Crypto recession strategy is becoming a challenge for most startups during the COVID-19 induced recession in the global economy. The stock market collapsed and the cryptocurrency market especially the Bitcoin price movement followed it almost identically.
The crypto recession strategy for startups
There are two types of venture capitalists:(1) those who possess network, skillset, timing and have luck on their side in terms of generating real returns; (2)those who do not possess attributes to be close to the conservative benchmark. About 10 percent of venture capitalist fall in (1) category, while 90 belong to (2) category. However, only after years, the category of the venture capitalist could be identified, as they began to realize and mark to the market their market bets. This is the basic layout for any business let alone the crypto recession strategy.
Market prices and proxies are well-known practices in the game. So, in case a company raises a follow-on-round (e.g. Series A), the valuation of paper trickles from that round down into the valuation models, it then trickles into the performance reporting, and then is made accessible to limited partners. As the whole value chain has some information problem, not exactly knowing the real worth, hence everything can be of a lot of worth.
However, on paper in writing, the return seems correct. This investment strategy can have plenty of bets that could generate a huge return, so a Binance among the other 30 exchanges would just do fine. Moreover, it is recommended to leave half of the funds in the portfolio for the follow-on investment, just in case the company began to de-risk and start showing signs of success, more cash could be added.
As the mark-to-market moment follows once the funds have been invested, it is believed that the funds have god performance underlying, it is just not visible. So, many new investment vehicles would be raised as the market allows stacking the management fee and personal reward.
In case a shock is applied, like that of Coronavirus, the entire portfolio would be in distress. The venture capitalist would have a hell of time both by witnessing the collapse of the price and the money being pulled out. So, it is pertinent for a venture investor to maintain their sanity and check for their portfolio; which projects could bear the burn of the crisis and which projects are worth supporting.
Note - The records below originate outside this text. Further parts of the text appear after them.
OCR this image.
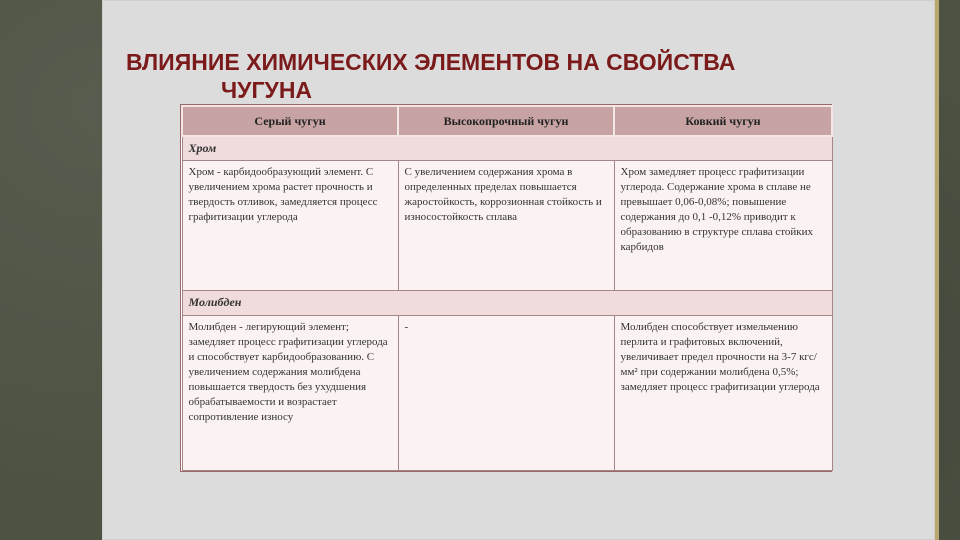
ВЛИЯНИЕ ХИМИЧЕСКИХ ЭЛЕМЕНТОВ НА СВОЙСТВА
ЧУГУНА
Серый чугун	Высокопрочный чугун	Ковкий чугун
Хром		
Хром - карбидообразующий элемент. С увеличением хрома растет прочность и твердость отливок, замедляется процесс графитизации углерода	С увеличением содержания хрома в определенных пределах повышается жаростойкость, коррозионная стойкость и износостойкость сплава	Хром замедляет процесс графитизации углерода. Содержание хрома в сплаве не превышает 0,06-0,08%; повышение содержания до 0,1 -0,12% приводит к образованию в структуре сплава стойких карбидов
Молибден		
Молибден - легирующий элемент; замедляет процесс графитизации углерода и способствует карбидообразованию. С увеличением содержания молибдена повышается твердость без ухудшения обрабатываемости и возрастает сопротивление износу	-	Молибден способствует измельчению перлита и графитовых включений, увеличивает предел прочности на 3-7 кгс/мм² при содержании молибдена 0,5%; замедляет процесс графитизации углерода
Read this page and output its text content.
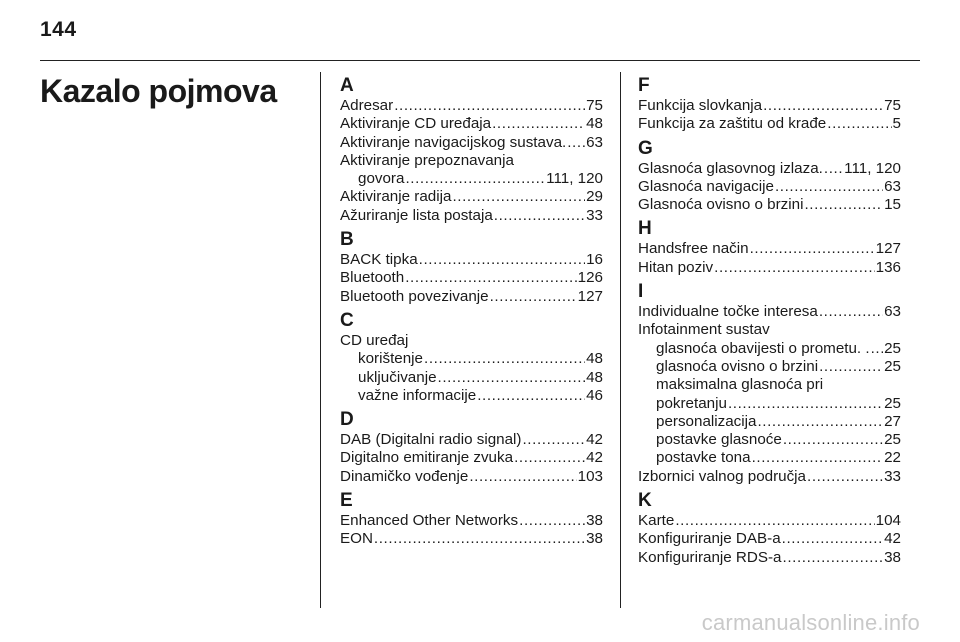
144
Kazalo pojmova	A
Adresar .....	75
Aktiviranje CD uređaja .....	48
Aktiviranje navigacijskog sustava. ..... 63
Aktiviranje prepoznavanja
govora .....	111, 120
Aktiviranje radija .....	29
Ažuriranje lista postaja .....	33
B
BACK tipka .....	16
Bluetooth .....	126
Bluetooth povezivanje .....	127
C
CD uređaj
korištenje .....	48
uključivanje .....	48
važne informacije .....	46
D
DAB (Digitalni radio signal) .....	42
Digitalno emitiranje zvuka .....	42
Dinamičko vođenje .....	103
E
Enhanced Other Networks .....	38
EON .....	38
F
Funkcija slovkanja .....	75
Funkcija za zaštitu od krađe .....	5
G
Glasnoća glasovnog izlaza. ..... 111, 120
Glasnoća navigacije .....	63
Glasnoća ovisno o brzini .....	15
H
Handsfree način .....	127
Hitan poziv .....	136
I
Individualne točke interesa .....	63
Infotainment sustav
glasnoća obavijesti o prometu. . ..... 25
glasnoća ovisno o brzini .....	25
maksimalna glasnoća pri
pokretanju .....	25
personalizacija .....	27
postavke glasnoće .....	25
postavke tona .....	22
Izbornici valnog područja .....	33
K
Karte .....	104
Konfiguriranje DAB-a .....	42
Konfiguriranje RDS-a .....	38
carmanualsonline.info
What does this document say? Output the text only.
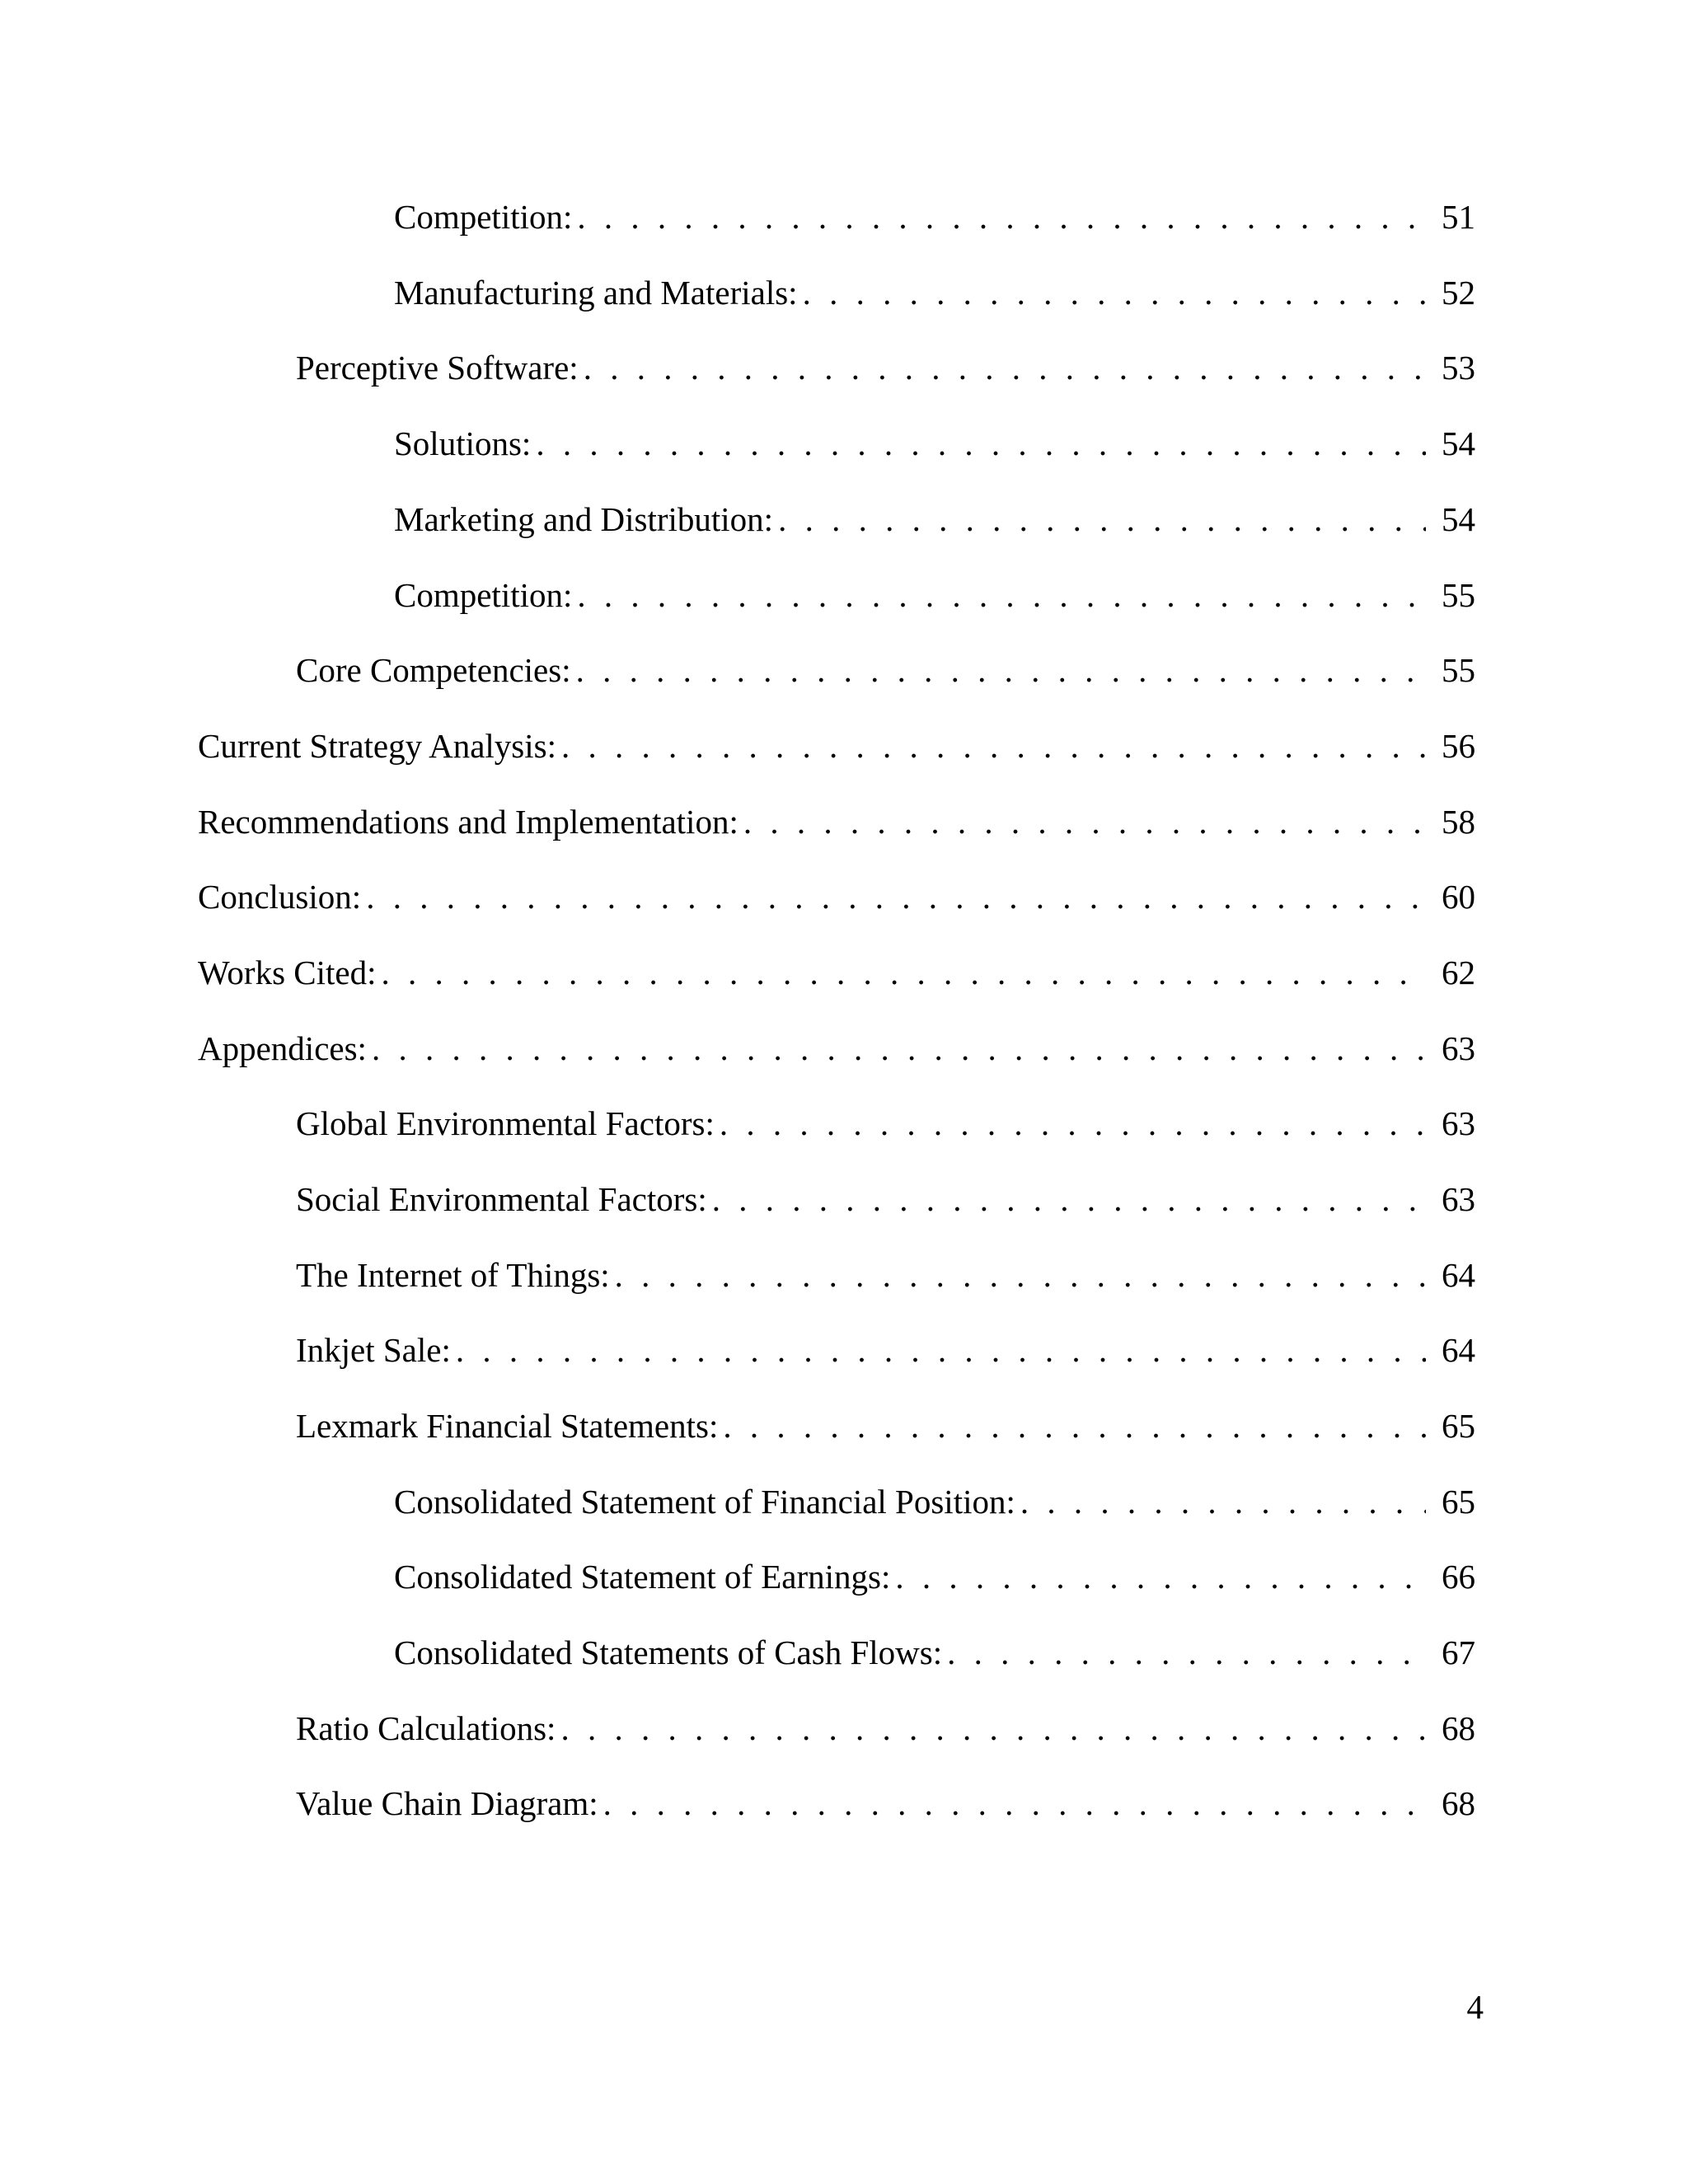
Competition: . . .	51
Manufacturing and Materials: . . .	52
Perceptive Software: . . .	53
Solutions: . . .	54
Marketing and Distribution: . . .	54
Competition: . . .	55
Core Competencies: . . .	55
Current Strategy Analysis: . . .	56
Recommendations and Implementation: . . .	58
Conclusion: . . .	60
Works Cited: . . .	62
Appendices: . . .	63
Global Environmental Factors: . . .	63
Social Environmental Factors: . . .	63
The Internet of Things: . . .	64
Inkjet Sale: . . .	64
Lexmark Financial Statements: . . .	65
Consolidated Statement of Financial Position: . . .	65
Consolidated Statement of Earnings: . . .	66
Consolidated Statements of Cash Flows: . . .	67
Ratio Calculations: . . .	68
Value Chain Diagram: . . .	68
4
All said and done, all the venture investments that the portfolio manager made earlier would rise once again.
It is interesting to note that though the new might be alluring, they are less interesting than those preserving the valuation of the very promising firms already held. If a venture capitalist is compelled to mark-to-market on those venture portfolios. In such a case the majority would lose 20-50 percent immediately, and this would not be in the self-interest of the venture capitalist, who will be interested to raise a follow-on fund and increasing the management fees.